Il était grand temps de changer de sujet. « Tu peux commencer à déménager quand tu veux, mais termine d’abord ton service chez moi. Va falloir que je me trouve une nouvelle barmaid de jour. »

Indihar regarda à gauche et à droite puis se pencha vers moi : « Si j’étais toi, fit-elle à voix basse, j’engagerais quelqu’un de l’extérieur. Je me fierais à aucune de ces filles pour gérer c’te boîte. Elles te tondraient jusqu’à l’os, surtout cette Brandi. Et Pualani est même pas assez futée pour poser le sous-verre d’abord, et le verre ensuite.

— À ton avis, qu’est-ce que je devrais faire ? »

Elle se mâchonna la lèvre un moment. « Je débaucherais Dalia de chez Frenchy Benoît. Voilà ce que je ferais. Ou Heidi, du Palmier d’argent.

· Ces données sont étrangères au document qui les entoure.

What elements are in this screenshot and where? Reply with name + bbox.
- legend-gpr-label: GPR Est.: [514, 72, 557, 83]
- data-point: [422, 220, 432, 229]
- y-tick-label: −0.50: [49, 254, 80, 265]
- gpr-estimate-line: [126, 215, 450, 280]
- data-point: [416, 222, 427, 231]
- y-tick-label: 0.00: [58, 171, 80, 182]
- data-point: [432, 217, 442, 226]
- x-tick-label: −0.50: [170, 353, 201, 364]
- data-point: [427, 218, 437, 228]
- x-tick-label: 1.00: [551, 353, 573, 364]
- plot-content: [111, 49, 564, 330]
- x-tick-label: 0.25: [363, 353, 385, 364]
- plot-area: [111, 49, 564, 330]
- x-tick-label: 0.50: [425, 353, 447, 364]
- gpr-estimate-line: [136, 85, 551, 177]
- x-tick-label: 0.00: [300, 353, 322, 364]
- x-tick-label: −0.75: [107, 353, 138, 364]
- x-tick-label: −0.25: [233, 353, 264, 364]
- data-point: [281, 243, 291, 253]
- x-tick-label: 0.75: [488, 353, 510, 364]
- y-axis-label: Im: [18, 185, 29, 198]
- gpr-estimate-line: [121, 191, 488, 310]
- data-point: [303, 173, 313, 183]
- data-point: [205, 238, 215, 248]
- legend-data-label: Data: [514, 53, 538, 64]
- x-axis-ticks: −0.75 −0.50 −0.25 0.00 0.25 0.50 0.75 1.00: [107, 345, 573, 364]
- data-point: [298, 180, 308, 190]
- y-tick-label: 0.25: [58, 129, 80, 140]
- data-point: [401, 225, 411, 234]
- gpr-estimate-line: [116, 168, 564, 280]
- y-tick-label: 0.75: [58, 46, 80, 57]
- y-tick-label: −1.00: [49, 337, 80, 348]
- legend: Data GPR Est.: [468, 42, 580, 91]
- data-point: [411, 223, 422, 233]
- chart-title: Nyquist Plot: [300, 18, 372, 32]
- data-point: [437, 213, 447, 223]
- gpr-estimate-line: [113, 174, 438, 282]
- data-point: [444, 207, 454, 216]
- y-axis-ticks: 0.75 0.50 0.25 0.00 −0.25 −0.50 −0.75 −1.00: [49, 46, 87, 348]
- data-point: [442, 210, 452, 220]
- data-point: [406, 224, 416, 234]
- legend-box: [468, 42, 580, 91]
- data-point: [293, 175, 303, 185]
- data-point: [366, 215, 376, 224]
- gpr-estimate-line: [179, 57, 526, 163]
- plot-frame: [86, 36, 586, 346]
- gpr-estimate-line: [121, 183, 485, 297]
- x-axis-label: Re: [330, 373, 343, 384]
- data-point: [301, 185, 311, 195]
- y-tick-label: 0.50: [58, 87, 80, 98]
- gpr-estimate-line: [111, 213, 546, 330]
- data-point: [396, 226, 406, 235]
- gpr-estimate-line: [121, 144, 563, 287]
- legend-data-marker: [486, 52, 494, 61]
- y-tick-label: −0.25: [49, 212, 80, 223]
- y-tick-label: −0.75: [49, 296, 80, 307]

— Peut-être… Appelle-moi si t’as besoin de quelque chose. » Encore un nouveau souci. Mais pour l’heure, mes pensées étaient centrées avant tout sur le quartier miteux à la lisière ouest de la ville. Je ressortis, à pied, au soleil de la fin d’après-midi. Il avait plu un peu et une bonne odeur humide montait des trottoirs surchauffés.

Quelques minutes plus tard, j’étais de retour dans la modulerie de la Quatrième Rue. Deux visites chez Laïla dans la même journée, c’était plus qu’il n’en fallait pour un seul homme. Je l’entendis en entrant discuter module avec un client. Le type avait besoin d’un truc lui permettant de faire de l’armadontie. C’est l’art de la conversion des dents humaines en armes évoluées. Laïla était toujours Emma : Madame Bovary, dentiste du futur.

Quand le client fut reparti – oui, Laïla lui avait trouvé exactement ce qu’il cherchait – j’essayai de lui dire ce que je voulais sans entamer la conversation. « T’aurais pas un mamie d’Enfer à la carte, par hasard ? » demandai-je.

Elle avait déjà ouvert la bouche pour me saluer de quelque sentence flaubertienne de seconde main mais ma question la choqua : « Tu veux pas un truc pareil, Marîd, dit-elle de sa voix geignarde.

— C’est pas pour moi. C’est pour un ami.

— Pas un de tes amis n’est branché là-dessus. »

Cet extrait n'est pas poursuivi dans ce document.